Des larmes pour la vie
Dans l’Afrique du Sud des années soixante, trois belles dames tombent amoureux d’un seul et même
homme condamné à mort. Et Jean Pierre Békolo trouva de quoi défendre la vie et le droit d’être, tout
court.
Andréa Larsdotter, qui depuis 2009 tient l’affiche dans des films célèbres tels que Bjudlocket, Hälsoresan et 7333
Sekunder, revient dans Miraculous weapons pour accompagner Xolile Tshabalala et Maryne Bertieaux dans
des larmes fortes qui poussent l’immortel Djamal Okoroko (Emile Abossolo M’bo) vers une fin certaine. Un film
écrit et réalisé par Jean Pierre Békolo.
Depuis Quartier Mozart et les saignantes, Jean Pierre Békolo a porté une vision coercitive de ses engagements et
se plait à y aller, pas à pas. Miraculous weapons vient confirmer qu’il tient à aborder divers sujets et se donne le
droit de les traiter en profondeur. Que diable avons-nous fait d’un condamné à mort qui ne s’en sortira point ; un
polygame heureux ? Que n’a-t-on pas fait de subir les efforts d’une femme belle pour se maintenir en vie et porter
pour deux, l’espoir d’un demain nouveau. Et il aura fallu Jean Pierre Békolo pour lui en rajouter deux, des plus
sublimes de par leur forte tête et leur élan humaniste.

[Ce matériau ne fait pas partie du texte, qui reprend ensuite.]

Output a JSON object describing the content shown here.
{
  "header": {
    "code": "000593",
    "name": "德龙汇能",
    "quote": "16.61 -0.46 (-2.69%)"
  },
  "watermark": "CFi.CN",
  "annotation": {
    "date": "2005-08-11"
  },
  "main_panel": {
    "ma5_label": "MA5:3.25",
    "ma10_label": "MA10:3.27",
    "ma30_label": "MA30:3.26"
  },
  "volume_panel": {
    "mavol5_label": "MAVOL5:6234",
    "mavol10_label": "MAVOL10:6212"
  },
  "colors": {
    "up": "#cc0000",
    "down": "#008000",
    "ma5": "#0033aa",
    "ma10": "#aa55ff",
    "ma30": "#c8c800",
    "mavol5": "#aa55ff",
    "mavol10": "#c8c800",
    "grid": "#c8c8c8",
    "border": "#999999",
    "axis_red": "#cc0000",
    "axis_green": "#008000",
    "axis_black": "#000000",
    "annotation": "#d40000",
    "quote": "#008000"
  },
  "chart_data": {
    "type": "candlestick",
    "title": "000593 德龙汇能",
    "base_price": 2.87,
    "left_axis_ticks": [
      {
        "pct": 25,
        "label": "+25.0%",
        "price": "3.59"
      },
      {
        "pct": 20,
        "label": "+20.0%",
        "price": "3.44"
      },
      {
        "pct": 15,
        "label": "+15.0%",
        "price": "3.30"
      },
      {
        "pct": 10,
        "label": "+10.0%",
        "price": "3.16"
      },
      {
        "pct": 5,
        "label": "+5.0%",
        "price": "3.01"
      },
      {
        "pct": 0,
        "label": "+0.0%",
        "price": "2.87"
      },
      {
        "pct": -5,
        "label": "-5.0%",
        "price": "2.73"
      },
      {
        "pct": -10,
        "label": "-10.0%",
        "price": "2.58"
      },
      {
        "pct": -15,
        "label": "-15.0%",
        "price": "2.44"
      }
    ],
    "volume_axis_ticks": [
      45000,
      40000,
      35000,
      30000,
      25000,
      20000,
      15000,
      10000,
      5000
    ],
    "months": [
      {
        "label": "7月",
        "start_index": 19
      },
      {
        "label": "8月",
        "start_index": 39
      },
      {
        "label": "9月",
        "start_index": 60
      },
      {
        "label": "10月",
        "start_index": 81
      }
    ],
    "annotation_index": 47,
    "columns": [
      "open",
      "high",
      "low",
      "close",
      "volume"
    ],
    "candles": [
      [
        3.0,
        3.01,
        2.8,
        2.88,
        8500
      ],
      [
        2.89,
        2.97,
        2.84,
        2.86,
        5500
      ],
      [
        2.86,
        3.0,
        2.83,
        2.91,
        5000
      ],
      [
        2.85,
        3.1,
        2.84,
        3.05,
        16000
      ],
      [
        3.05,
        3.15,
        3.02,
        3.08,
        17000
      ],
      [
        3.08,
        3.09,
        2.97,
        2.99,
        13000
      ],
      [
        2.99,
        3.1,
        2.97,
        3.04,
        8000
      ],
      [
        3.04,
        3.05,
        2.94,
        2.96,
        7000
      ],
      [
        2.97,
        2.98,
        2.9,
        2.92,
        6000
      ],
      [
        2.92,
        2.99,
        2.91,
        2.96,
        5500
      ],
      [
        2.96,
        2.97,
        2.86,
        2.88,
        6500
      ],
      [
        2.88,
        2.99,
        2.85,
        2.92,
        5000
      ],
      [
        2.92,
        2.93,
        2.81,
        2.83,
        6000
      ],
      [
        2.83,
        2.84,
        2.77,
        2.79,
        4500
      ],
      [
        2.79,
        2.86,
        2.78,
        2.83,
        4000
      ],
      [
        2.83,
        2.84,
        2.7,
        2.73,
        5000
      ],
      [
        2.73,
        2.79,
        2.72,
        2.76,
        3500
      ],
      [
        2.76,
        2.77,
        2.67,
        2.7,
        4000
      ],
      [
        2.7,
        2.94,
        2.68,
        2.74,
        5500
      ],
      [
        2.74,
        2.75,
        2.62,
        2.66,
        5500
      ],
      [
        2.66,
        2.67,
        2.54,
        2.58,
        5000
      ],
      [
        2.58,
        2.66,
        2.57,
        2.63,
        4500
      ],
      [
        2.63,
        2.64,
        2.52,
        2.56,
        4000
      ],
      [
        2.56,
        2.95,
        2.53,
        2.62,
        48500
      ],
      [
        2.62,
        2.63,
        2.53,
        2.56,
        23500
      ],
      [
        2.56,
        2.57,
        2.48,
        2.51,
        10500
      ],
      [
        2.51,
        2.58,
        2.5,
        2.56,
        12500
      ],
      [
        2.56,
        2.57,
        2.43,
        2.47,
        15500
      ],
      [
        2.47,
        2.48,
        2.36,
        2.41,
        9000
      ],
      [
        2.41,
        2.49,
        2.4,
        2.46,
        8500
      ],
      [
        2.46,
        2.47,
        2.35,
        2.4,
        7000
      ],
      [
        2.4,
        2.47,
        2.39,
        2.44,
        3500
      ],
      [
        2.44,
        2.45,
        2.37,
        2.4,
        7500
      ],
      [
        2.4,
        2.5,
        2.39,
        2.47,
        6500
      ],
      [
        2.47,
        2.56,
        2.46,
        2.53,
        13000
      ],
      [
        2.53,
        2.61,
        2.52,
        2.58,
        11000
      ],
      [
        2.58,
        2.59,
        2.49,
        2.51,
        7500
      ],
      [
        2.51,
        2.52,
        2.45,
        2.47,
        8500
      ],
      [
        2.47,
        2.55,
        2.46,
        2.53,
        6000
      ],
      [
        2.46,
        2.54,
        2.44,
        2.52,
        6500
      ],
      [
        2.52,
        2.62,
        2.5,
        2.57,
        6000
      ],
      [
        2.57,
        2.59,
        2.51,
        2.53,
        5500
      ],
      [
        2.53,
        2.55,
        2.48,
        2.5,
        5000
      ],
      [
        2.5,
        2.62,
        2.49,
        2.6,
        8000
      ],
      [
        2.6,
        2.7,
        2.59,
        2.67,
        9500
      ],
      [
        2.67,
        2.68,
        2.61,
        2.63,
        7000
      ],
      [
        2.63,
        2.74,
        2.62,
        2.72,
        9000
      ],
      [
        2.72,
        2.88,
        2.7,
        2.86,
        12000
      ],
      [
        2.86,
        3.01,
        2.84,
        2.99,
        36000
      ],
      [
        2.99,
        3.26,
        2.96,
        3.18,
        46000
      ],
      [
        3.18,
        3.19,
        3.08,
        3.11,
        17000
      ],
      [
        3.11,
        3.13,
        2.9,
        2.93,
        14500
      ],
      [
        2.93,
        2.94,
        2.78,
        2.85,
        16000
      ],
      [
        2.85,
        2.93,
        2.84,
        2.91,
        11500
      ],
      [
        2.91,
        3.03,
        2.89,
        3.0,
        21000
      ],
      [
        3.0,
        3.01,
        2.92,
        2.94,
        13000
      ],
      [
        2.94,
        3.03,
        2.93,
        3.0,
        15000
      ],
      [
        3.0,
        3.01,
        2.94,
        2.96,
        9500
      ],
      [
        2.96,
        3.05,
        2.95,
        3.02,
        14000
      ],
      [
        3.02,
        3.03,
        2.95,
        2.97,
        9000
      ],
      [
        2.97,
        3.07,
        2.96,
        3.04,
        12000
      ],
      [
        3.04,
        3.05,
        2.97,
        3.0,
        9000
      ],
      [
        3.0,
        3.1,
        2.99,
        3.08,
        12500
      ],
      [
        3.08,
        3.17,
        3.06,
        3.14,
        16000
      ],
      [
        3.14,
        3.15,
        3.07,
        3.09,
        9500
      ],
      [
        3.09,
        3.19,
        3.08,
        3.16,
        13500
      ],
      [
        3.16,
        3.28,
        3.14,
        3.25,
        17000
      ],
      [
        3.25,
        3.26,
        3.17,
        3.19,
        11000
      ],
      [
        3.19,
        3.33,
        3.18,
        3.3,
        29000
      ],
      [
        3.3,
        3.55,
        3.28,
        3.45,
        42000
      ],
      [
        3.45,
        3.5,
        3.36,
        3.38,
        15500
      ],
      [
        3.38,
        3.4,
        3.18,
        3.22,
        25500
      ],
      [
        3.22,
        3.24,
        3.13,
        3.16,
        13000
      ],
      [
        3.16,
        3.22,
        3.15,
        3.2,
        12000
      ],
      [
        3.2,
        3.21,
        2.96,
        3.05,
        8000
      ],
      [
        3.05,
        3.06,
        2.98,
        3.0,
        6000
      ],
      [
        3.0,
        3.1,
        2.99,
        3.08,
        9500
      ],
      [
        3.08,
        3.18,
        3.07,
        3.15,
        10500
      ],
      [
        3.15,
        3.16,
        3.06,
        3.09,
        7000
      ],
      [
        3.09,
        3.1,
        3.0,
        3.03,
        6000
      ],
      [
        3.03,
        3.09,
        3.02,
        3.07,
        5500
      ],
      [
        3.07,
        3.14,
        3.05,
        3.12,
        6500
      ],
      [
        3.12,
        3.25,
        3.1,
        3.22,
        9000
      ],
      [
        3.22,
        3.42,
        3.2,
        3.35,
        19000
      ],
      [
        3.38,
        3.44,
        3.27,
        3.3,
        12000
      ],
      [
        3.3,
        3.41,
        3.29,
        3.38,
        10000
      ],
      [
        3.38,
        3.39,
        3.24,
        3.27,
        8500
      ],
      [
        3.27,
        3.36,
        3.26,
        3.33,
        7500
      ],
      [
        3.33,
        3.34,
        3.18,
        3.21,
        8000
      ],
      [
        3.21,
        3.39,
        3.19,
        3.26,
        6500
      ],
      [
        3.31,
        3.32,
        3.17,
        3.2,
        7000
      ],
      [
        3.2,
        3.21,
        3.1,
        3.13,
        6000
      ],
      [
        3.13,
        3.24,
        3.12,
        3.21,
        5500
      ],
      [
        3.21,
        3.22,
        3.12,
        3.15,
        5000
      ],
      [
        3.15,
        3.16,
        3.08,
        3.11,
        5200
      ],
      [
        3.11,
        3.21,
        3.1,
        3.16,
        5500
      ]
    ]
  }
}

Et quand le héros principal finit par nous dire face à une
mort assurée, après une foucade de rire sarcastique qui dénote et aggrave la fatalité de l’instant, qu’il est
immortel, toute la mesure de l’appel à la vie s’imprime dans l’échos même de ces pas qui conduisent au supplice.
La langue française rappelle la poésie et offre un Jean Paul Sartre comme
l’alibi pour s’accrocher à l’espoir d’un appel en cassation qui sera rejeté. Les
années soixante sont bien présentées avec les stéréotypes de soldats blancs
et la beauté des scènes extérieures qui vous rappellent l’Afrique d’antan.
Belle musique qui rythme l’évidence et chante l’inéluctable. Des plans taillés
sur mesure, des compositions symétriques qui rendent des décors confinés
et explorent l’espace par une triple présence de femmes ; trois futures
veuves qui se cherchent dans une cuisine où leur présence trouble
l’obsolescence même du rôle premier de l’épouse. Elle se donnent le courage
de ne désespérer quand tout les unit ; pour devant le pire, ne penser qu’au
meilleur.
Jean Pierre invite à la vie, avec des larmes. Et si la plus faible des armes qui force bien souvent des destins, dans
ce cas-ci s’avère impuissante, celles de Jean Pierre, chantent tout au moins, un hymne à la vie.